The statusCode contains the same value as the -extendedstatus exit code (see the CI documentation for details). So a successful test with no issues would return 0, and if the test fails to complete -1 is returned.

Dynamically configuring CI options

If you need to use different CI options for each page you test, you can pass these in a List<String>, in the same format used for a CI properties file:

  import com.totalvalidator.selenium.TotalValidatorAdapter.TVAction;
  
  //Load and perform usual tests on page
  . . .

  List<String> ciOptions = new ArrayList<>();
  ciOptions.add("-reportredirects");
  ciOptions.add("-ignoreissues=P883,E879");

  //Send a message to Total Validator CI via the browser to start the test
  int statusCode = -1;
  try {
    statusCode = tvAdapter.runTest(TVAction.SEND_URL, ciOptions);
  } catch (IOException e) {
    //Exception thrown if CI application is not already running
    //Exception thrown if browser extension could not be found
  }

  //Deal with the 'statusCode' then move onto the next page
  . . .

Note that the options you send here are added to the options you started the CI application with. In some cases these will overwrite the original options, but in others (such as with -ignoreissues) it will add to them. If in doubt about any option do not start the CI application with it, and instead add it to the List for each page.

Extending the wait time

By default TotalValidatorAdapter will only wait a maximum of 1 minute for the CI application to complete a test, before returning a -1 status code. In some circumstances (for example: many broken links on a page) the test may take much longer than this. Meanwhile the CI application will continue to run the test blocking any further runTest() calls until it is completed.

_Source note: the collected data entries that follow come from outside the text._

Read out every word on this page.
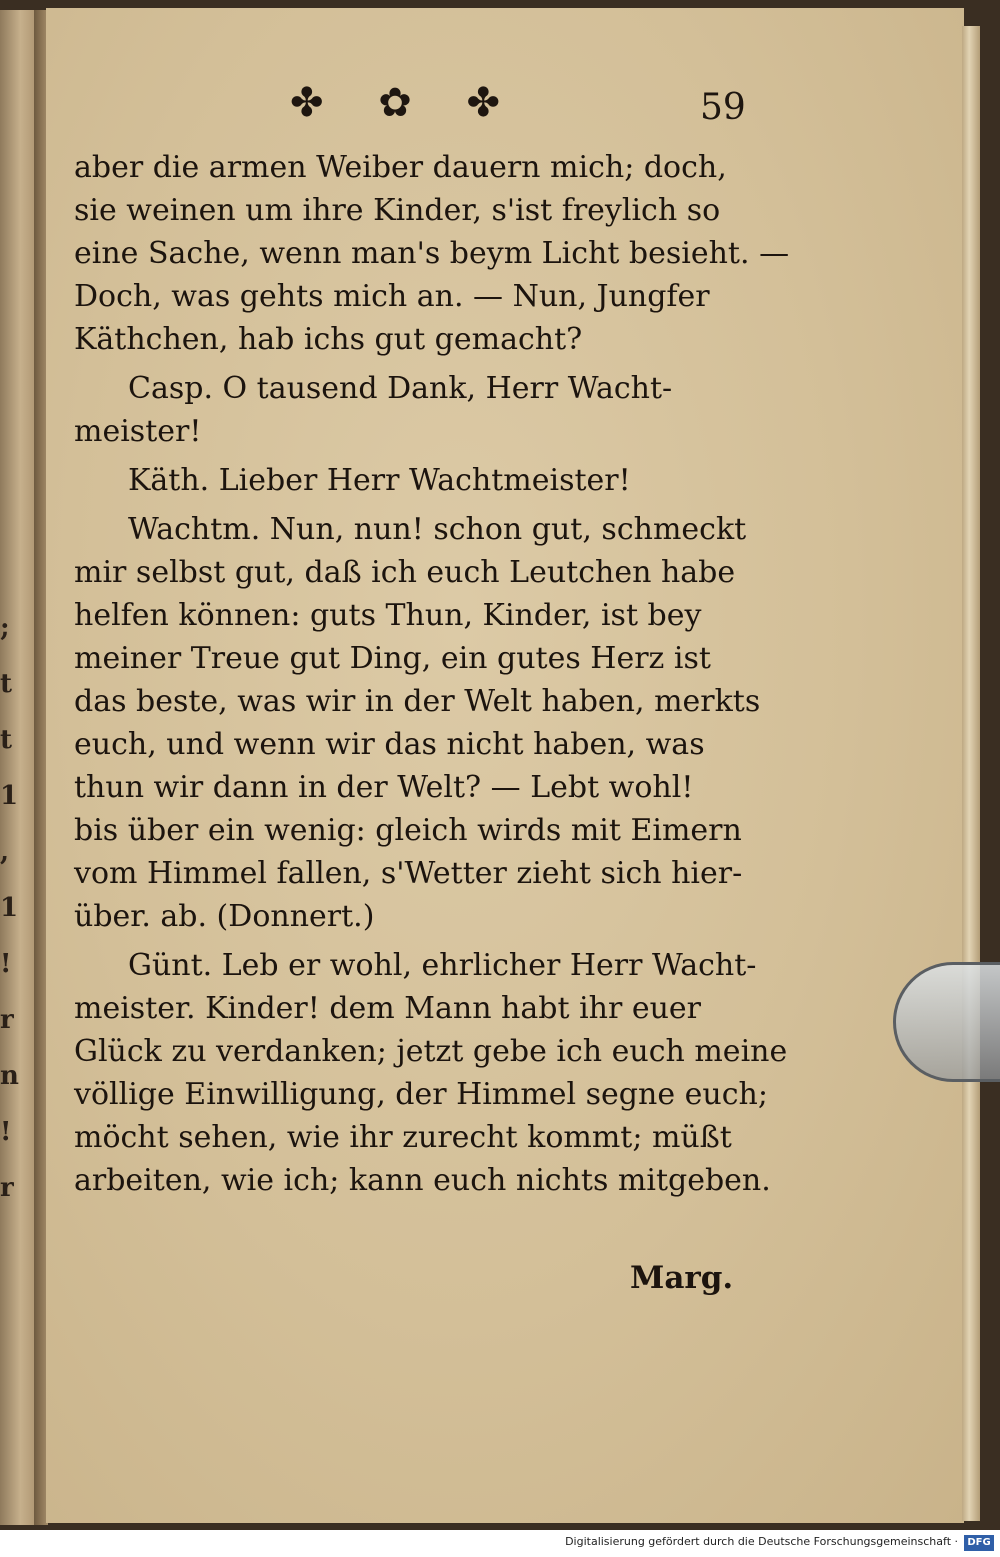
;
t
t
1
,
1
!
r
n
!
r
✤ ✿ ✤	59
aber die armen Weiber dauern mich; doch,
sie weinen um ihre Kinder, s'ist freylich so
eine Sache, wenn man's beym Licht besieht. —
Doch, was gehts mich an. — Nun, Jungfer
Käthchen, hab ichs gut gemacht?
Casp. O tausend Dank, Herr Wacht-
meister!
Käth. Lieber Herr Wachtmeister!
Wachtm. Nun, nun! schon gut, schmeckt
mir selbst gut, daß ich euch Leutchen habe
helfen können: guts Thun, Kinder, ist bey
meiner Treue gut Ding, ein gutes Herz ist
das beste, was wir in der Welt haben, merkts
euch, und wenn wir das nicht haben, was
thun wir dann in der Welt? — Lebt wohl!
bis über ein wenig: gleich wirds mit Eimern
vom Himmel fallen, s'Wetter zieht sich hier-
über. ab. (Donnert.)
Günt. Leb er wohl, ehrlicher Herr Wacht-
meister. Kinder! dem Mann habt ihr euer
Glück zu verdanken; jetzt gebe ich euch meine
völlige Einwilligung, der Himmel segne euch;
möcht sehen, wie ihr zurecht kommt; müßt
arbeiten, wie ich; kann euch nichts mitgeben.
Marg.
Digitalisierung gefördert durch die Deutsche Forschungsgemeinschaft · DFG
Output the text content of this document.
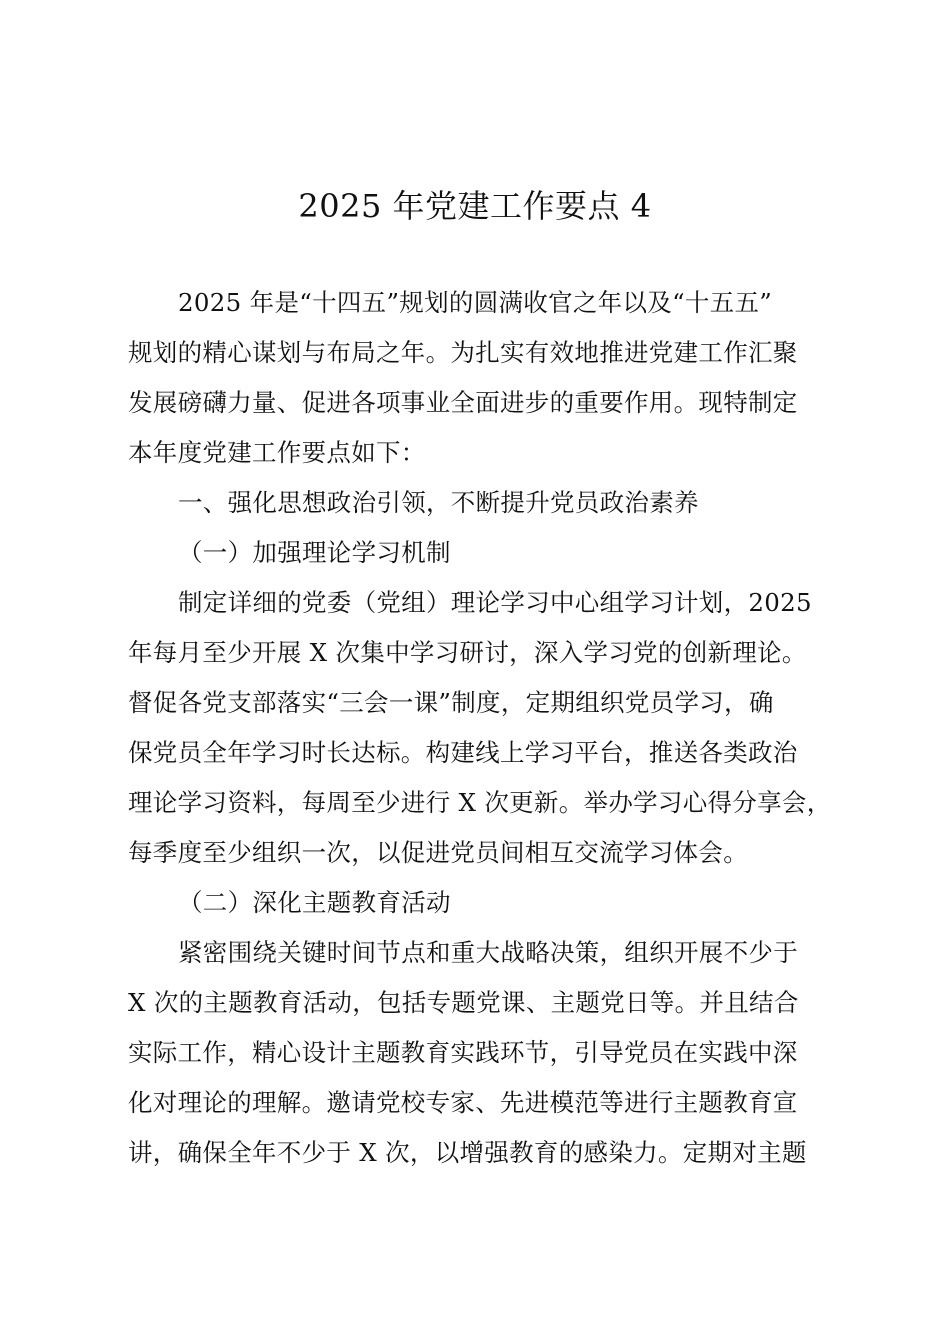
2025 年党建工作要点 4
2025 年是“十四五”规划的圆满收官之年以及“十五五”
规划的精心谋划与布局之年。为扎实有效地推进党建工作汇聚
发展磅礴力量、促进各项事业全面进步的重要作用。现特制定
本年度党建工作要点如下：
一、强化思想政治引领，不断提升党员政治素养
（一）加强理论学习机制
制定详细的党委（党组）理论学习中心组学习计划，2025
年每月至少开展 X 次集中学习研讨，深入学习党的创新理论。
督促各党支部落实“三会一课”制度，定期组织党员学习，确
保党员全年学习时长达标。构建线上学习平台，推送各类政治
理论学习资料，每周至少进行 X 次更新。举办学习心得分享会，
每季度至少组织一次，以促进党员间相互交流学习体会。
（二）深化主题教育活动
紧密围绕关键时间节点和重大战略决策，组织开展不少于
X 次的主题教育活动，包括专题党课、主题党日等。并且结合
实际工作，精心设计主题教育实践环节，引导党员在实践中深
化对理论的理解。邀请党校专家、先进模范等进行主题教育宣
讲，确保全年不少于 X 次，以增强教育的感染力。定期对主题
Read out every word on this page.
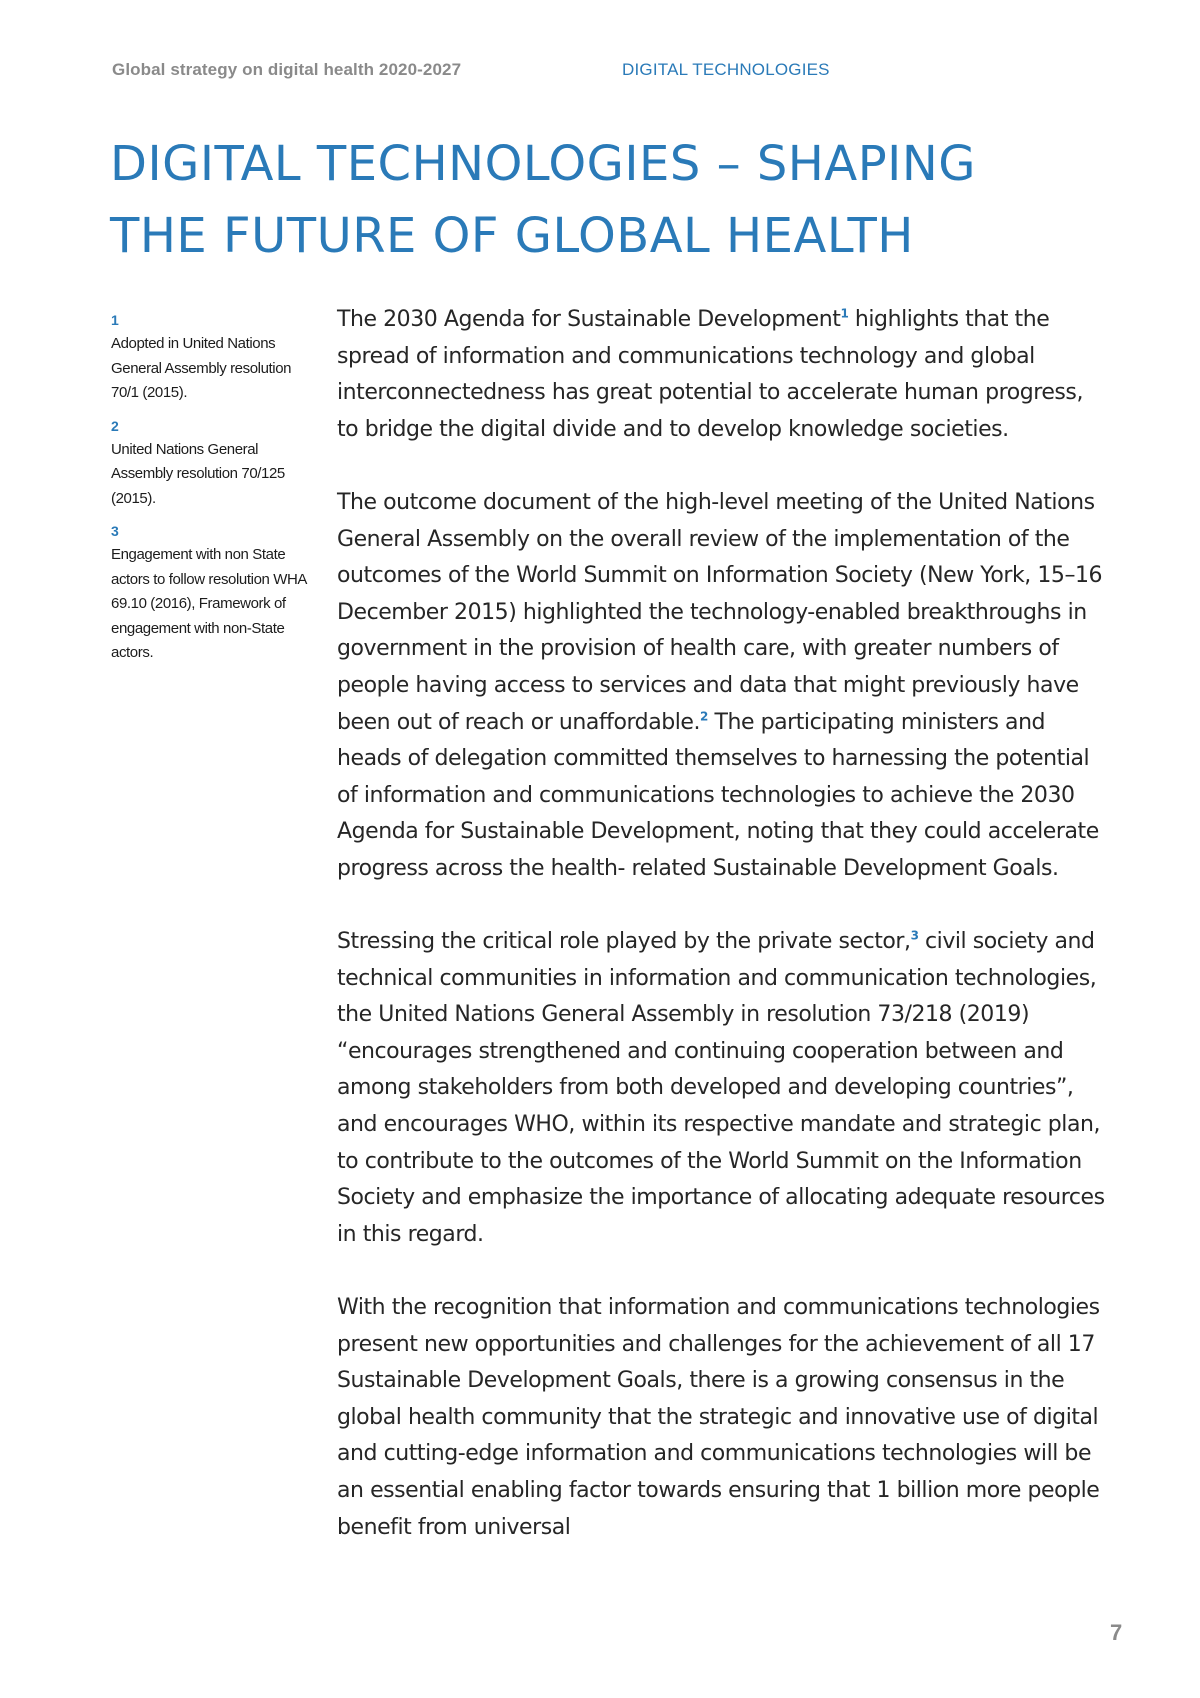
Global strategy on digital health 2020-2027	DIGITAL TECHNOLOGIES
DIGITAL TECHNOLOGIES – SHAPING
THE FUTURE OF GLOBAL HEALTH
1
Adopted in United Nations General Assembly resolution 70/1 (2015).
2
United Nations General Assembly resolution 70/125 (2015).
3
Engagement with non State actors to follow resolution WHA 69.10 (2016), Framework of engagement with non-State actors.

The 2030 Agenda for Sustainable Development$^1$ highlights that the spread of information and communications technology and global interconnectedness has great potential to accelerate human progress, to bridge the digital divide and to develop knowledge societies.

The outcome document of the high-level meeting of the United Nations General Assembly on the overall review of the implementation of the outcomes of the World Summit on Information Society (New York, 15–16 December 2015) highlighted the technology-enabled breakthroughs in government in the provision of health care, with greater numbers of people having access to services and data that might previously have been out of reach or unaffordable.$^2$ The participating ministers and heads of delegation committed themselves to harnessing the potential of information and communications technologies to achieve the 2030 Agenda for Sustainable Development, noting that they could accelerate progress across the health- related Sustainable Development Goals.

Stressing the critical role played by the private sector,$^3$ civil society and technical communities in information and communication technologies, the United Nations General Assembly in resolution 73/218 (2019) “encourages strengthened and continuing cooperation between and among stakeholders from both developed and developing countries”, and encourages WHO, within its respective mandate and strategic plan, to contribute to the outcomes of the World Summit on the Information Society and emphasize the importance of allocating adequate resources in this regard.

With the recognition that information and communications technologies present new opportunities and challenges for the achievement of all 17 Sustainable Development Goals, there is a growing consensus in the global health community that the strategic and innovative use of digital and cutting-edge information and communications technologies will be an essential enabling factor towards ensuring that 1 billion more people benefit from universal

7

You can change the default maximum wait time, by passing a different value in the TotalValidatorAdapter constructor:

  TotalValidatorAdapter tvAdapter = new TotalValidatorAdapter(driver, defaultMaxWaitTime);
    OR
  TotalValidatorAdapter tvAdapter = new TotalValidatorAdapter(driver, port, defaultMaxWaitTime);

Where defaultMaxWaitTime is the java.time.Duration to wait. This must be between 1 second and 24 hours, or it will be ignored.

You can also override this on a test by test basis, by passing a Duration to the runTest() method:

  tvAdapter.runTest(TVAction.SEND_URL, maxWaitTime);
    OR
  tvAdapter.runTest(TVAction.SEND_URL, ciOptions, maxWaitTime);

Where maxWaitTime is the maximum time to wait for the CI application to complete the test.